Cases of European firms forced to transfer technology in China are increasing despite Beijing saying the problem does not exist, a European business lobby said, adding that its outlook on the country’s regulatory environment is “bleak”.
China’s trading partners have long complained that their companies are often compelled to hand over prized technology in exchange for access to the world’s second-largest economy.
Demands by the United States that China address the problem are central to the two countries’ ongoing trade war, which has seen both sides pile tariffs on billions of dollars of each other’s goods.
The European Union Chamber of Commerce in China said on Monday that results from its annual survey showed 20% of members reported being compelled to transfer technology for market access, up from 10% two years ago.
Nearly a quarter of those who reported such transfers said the practice was currently ongoing, while another 39% said the transfers had occurred less than two years ago.
“Unfortunately, our members have reported that compelled technology transfers not only persist, but that they happen at double the rate of two years ago,” European Chamber Vice President Charlotte Roule said at a news briefing on the survey.
“It might be due to a number of reasons… Either way, it is unacceptable that this practice continues in a market as mature and innovative as China,” Roule said.

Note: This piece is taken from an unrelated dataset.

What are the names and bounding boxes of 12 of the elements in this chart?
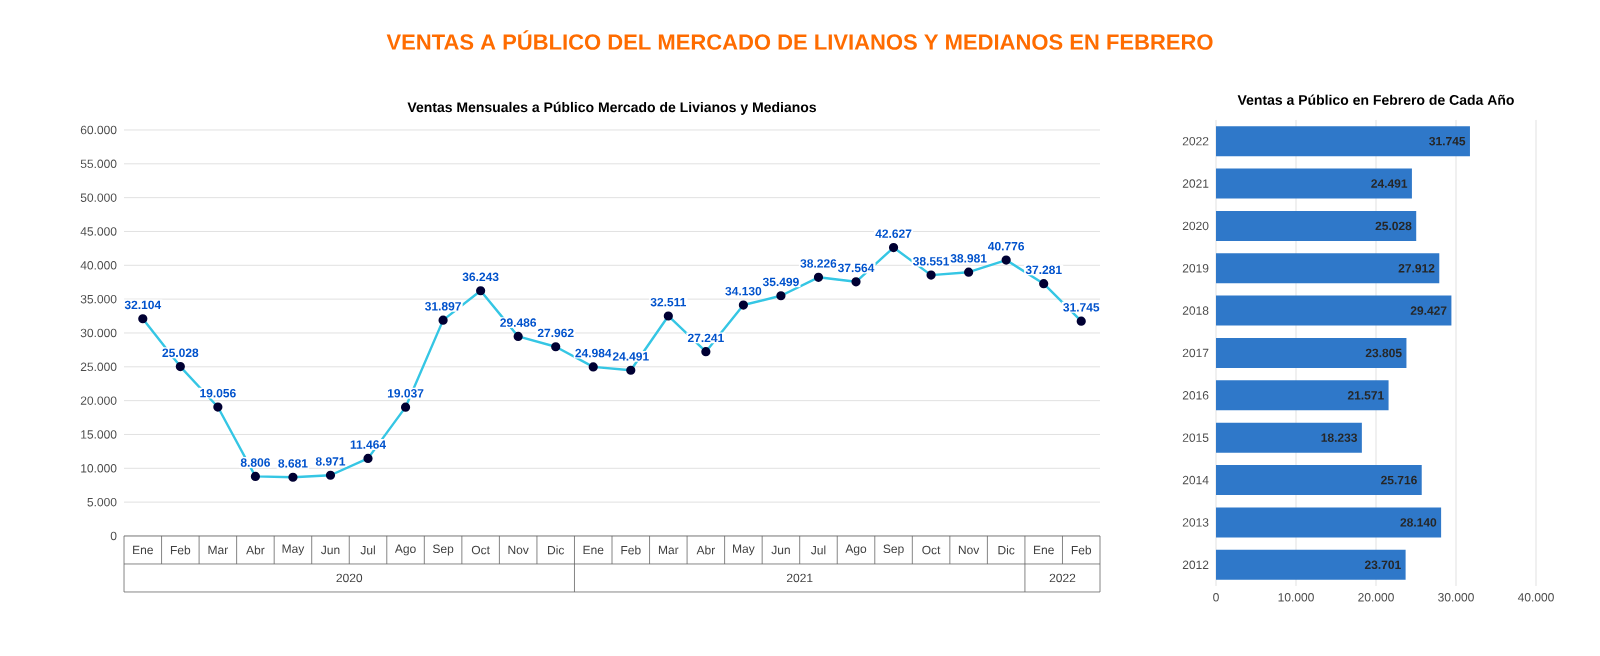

In certain “cutting edge” industries the incidence of reported transfers was higher, such as 30% in chemicals and petroleum, 28% in medical devices, and 27% in pharmaceuticals, she added.
China’s top Communist Party newspaper, the People’s Daily, said on Saturday that Washington’s complaints on the issue were “fabricated from thin air”.

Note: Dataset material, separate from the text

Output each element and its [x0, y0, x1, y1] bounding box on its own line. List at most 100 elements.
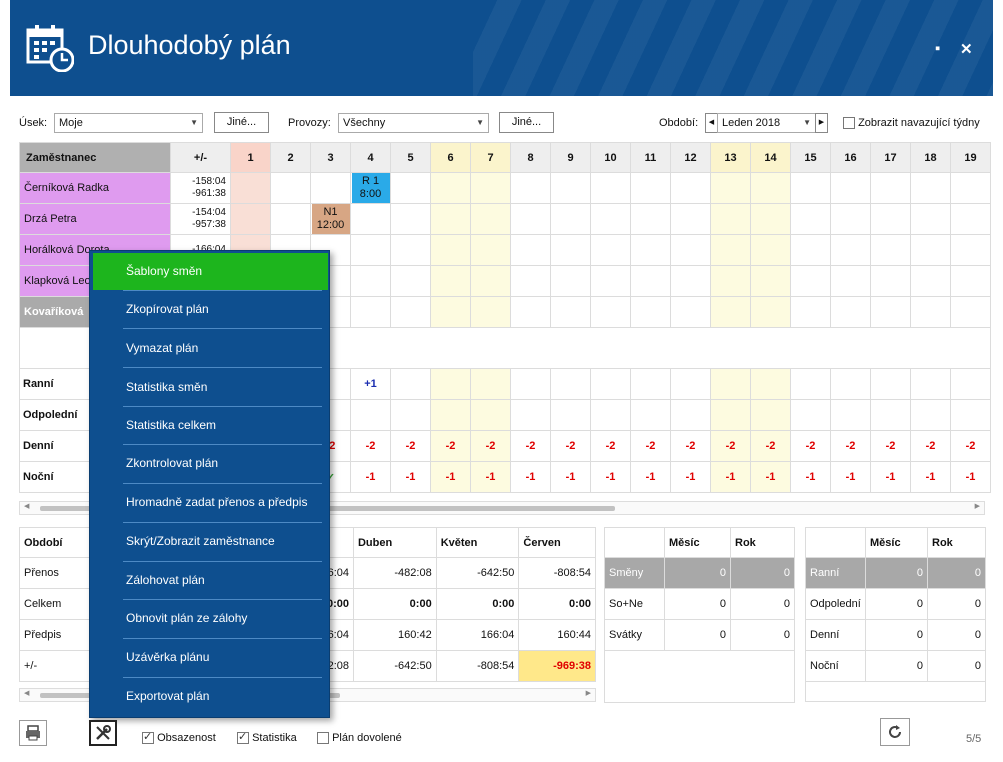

Amid the escalating U.S.-China trade war, Beijing has put pressure on the EU to stand with it against U.S. President Donald Trump’s trade policies, though the world’s largest trade bloc has largely rebuffed those efforts.
The EU has also become increasingly frustrated by what it sees as the slow pace of economic opening in China, even after years of granting China almost unfettered access to EU markets for trade and investment. However, European officials say publicly that they do not support the use of tariffs as a solution.
Trump earlier this month raised tariffs on $200 billion in Chinese imports to 25 percent from 10 percent, and has said the duties are causing companies to move production out of China to Vietnam and other countries in Asia.
The majority of European firms in the chamber’s survey said that their business strategies were not changed by the trade war, though it was completed by 585 respondents in January and February, well before the United States’ latest tariff increase.
At the time, 6% of respondents said they were moving or had moved production out of China as a result of the tariffs, and 4% said they were considering or had already decreased investment in China. Forty-nine percent of the respondents affected by U.S. tariffs said their companies had covered the cost themselves and kept prices the same.
The chamber added that members had a “bleak outlook” on China’s regulatory environment, with 72% of members saying they expected obstacles to increase or stay the same in the coming five years, even as the Chinese government has vowed continued reform and opening.